I live in a wondrous place. The problem I have is that, being surrounded by beauty has made me a little thick-skinned; I guess you could say that I take it all for granted. So, I am putting my thoughts down in words accompanied by images, not so much to convince anyone else, but to remind myself.
Fenton Lake is a small (less than 40 acres) manmade lake which was formed by construction of an earthen dam on the Rio Cebolla. The Cebolla itself is not really a river by most standards; it is, at most, three feet wide along most of its length. But, here in New Mexico, it qualifies. I made this image on a dark day. I was standing amongst the cattails at the north end of the lake. The ridge line to the southeast burned during the Lake Fire in 2002.
One of the most recognizable and well known features in the Jemez Valley is Battleship Rock. It is composed of rhyolite and was formed when the volcano that shaped the present-day Jemez Mountains erupted for the final (hopefully) time, the ash and lava flowed into a box canyon; when it cooled the rock filled the canyon and as the softer earth eroded away, the monolith was left exposed.
Jemez Springs is a small village (population: 250) that lies in the heart of San Antonio Canyon–the canyon formed by the Jemez River. Not much has changed, visually anyway, since I first came here in 1977. This is a typical mid-week, January evening.
New Mexico Highway 4 runs through San Antonio Canyon for about thirty miles before climbing onto the flanks of the Valle Grande and continuing across the mountain to Los Alamos (yes that Los Alamos: home of the atomic bomb). This stretch of the highway is about five miles south of Jemez Springs.
In the early years of the last century, there was an extensive logging operation in the Jemez Mountains. The logging company used a train to haul the logs to a mill in Gilman. They bored two tunnels through the solid granite that transects the Guadalupe Box and when the logging declined, the tracks were replaced by a road–New Mexico SR 485–which provides access to the Santa Fe National Forest. Some may recognize the tunnels from the role they played in the film “3:10 To Yuma”
The Jemez River cuts through Soda Dam, a large, seven thousand year old calcium carbonate formation left behind by a small, unassuming hot-spring next to Highway 4. It is located about three hundred yards from my door and is a huge tourist attraction as well as being the swimming hole for local youngsters.
The second image provides a better view of the river flowing through the “dam”, and of the swimming hole; the kids jump from the sides into the plunge pool. When the New Mexico Highway Department blasted through the formation to improve Highway 4, the building process was interrupted, and the dam has been eroding since then.
I spend a great deal of time wandering the badlands of the San Juan Basin and beyond in search of images. I have an unquenchable thirst for desert landscapes. Some people might consider me a little off kilter, especially since I live right in the middle of a place so full of natural beauty and geologic wonders that it draws visitors from around the world.
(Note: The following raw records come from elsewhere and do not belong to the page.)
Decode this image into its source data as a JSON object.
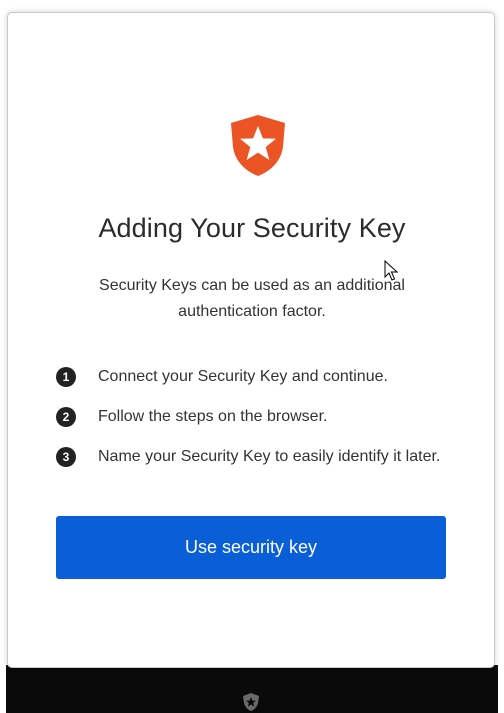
{
  "logo": {
    "icon": "auth0-shield-star-icon",
    "color": "#eb5424"
  },
  "title": "Adding Your Security Key",
  "description": "Security Keys can be used as an additional authentication factor.",
  "steps": [
    {
      "number": "1",
      "text": "Connect your Security Key and continue."
    },
    {
      "number": "2",
      "text": "Follow the steps on the browser."
    },
    {
      "number": "3",
      "text": "Name your Security Key to easily identify it later."
    }
  ],
  "button": {
    "label": "Use security key",
    "color": "#0a5fd8"
  },
  "footer": {
    "icon": "auth0-logo-icon"
  }
}
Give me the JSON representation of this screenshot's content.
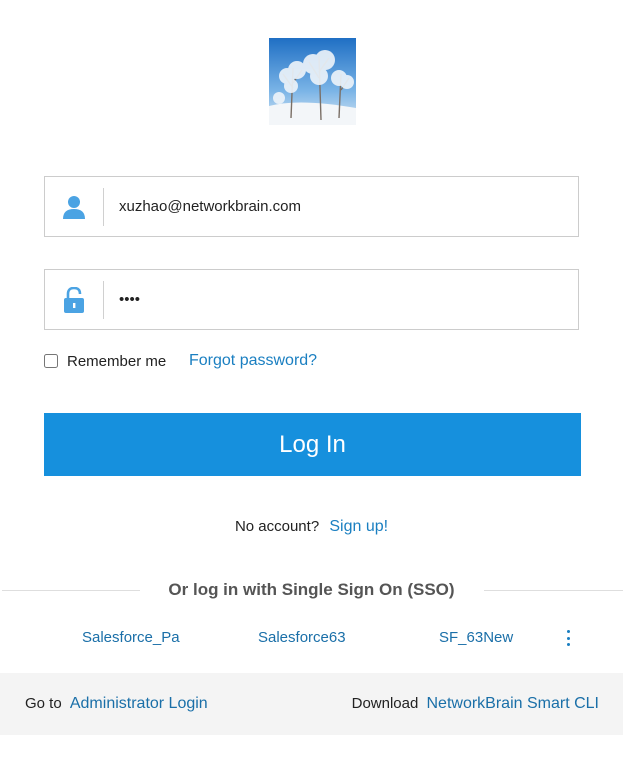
{
  "login": {
    "username_value": "xuzhao@networkbrain.com",
    "password_value": "1234",
    "remember_label": "Remember me",
    "forgot_label": "Forgot password?",
    "login_label": "Log In"
  },
  "signup": {
    "prompt": "No account?",
    "link": "Sign up!"
  },
  "sso": {
    "title": "Or log in with Single Sign On (SSO)",
    "providers": [
      "Salesforce_Pa",
      "Salesforce63",
      "SF_63New"
    ]
  },
  "footer": {
    "goto_prefix": "Go to",
    "admin_link": "Administrator Login",
    "download_prefix": "Download",
    "cli_link": "NetworkBrain Smart CLI"
  },
  "colors": {
    "accent": "#1690dd",
    "link": "#1a7fc1",
    "icon": "#4ba3e3",
    "footer_bg": "#f4f4f4"
  },
  "icons": {
    "username": "user-icon",
    "password": "lock-icon",
    "more": "more-vertical-icon"
  }
}
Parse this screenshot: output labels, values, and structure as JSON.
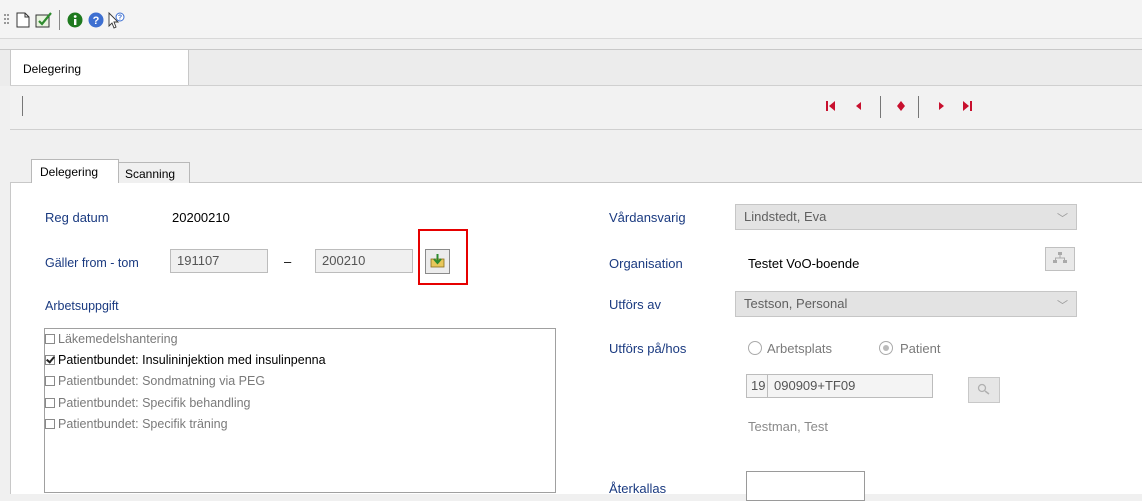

The first image is of Soda Dam, a large calcium carbonate formation that has been deposited over the ages by a small warm spring which is right on the shoulder of New Mexico state road 4. This naturally formed dam is pierced by the Jemez River which cascades over a small drop in elevation into a plunge pool which is a popular swimming hole for both locals and visitors from Germany, Japan, Russia… I can hear their squeals as they jump into the cold water on a hot summer day. Soda Dam is about two hundred yards from my door.
If I head in the opposite direction from Soda Dam on Hwy.4, it’s only a five minute drive to Battleship Rock, another geologic attraction that is visible from the highway. It was formed during the last volcanic eruption in these parts-around one million years ago. Lava from the eruption flowed into a narrow dead end canyon and hardened. Over time the softer material which made up the canyon walls eroded away, leaving the volcanic rock exposed.
If I continue up Hwy. 4, I will eventually come to the crowning jewel of the Jemez Mountains; the Valle Grande. Actually only one of several valles which were formed when a huge volcano exploded and collapsed to form a caldera about 1.6 million years ago. The Valle Grande was, until 2000, a privately owned ranch. It is now public land, administered by a trust. This is the view from a turn out on Hwy. 4 looking north.
So, you see, I really need not travel all that far to find a photogenic landscape, but I am in love with the desert; I am in love with the stark, naked, truthful beauty of the earth laid bare. The mountains, rivers, and alpine meadows are fine, but they do not speak to me in the way that the desert badlands do.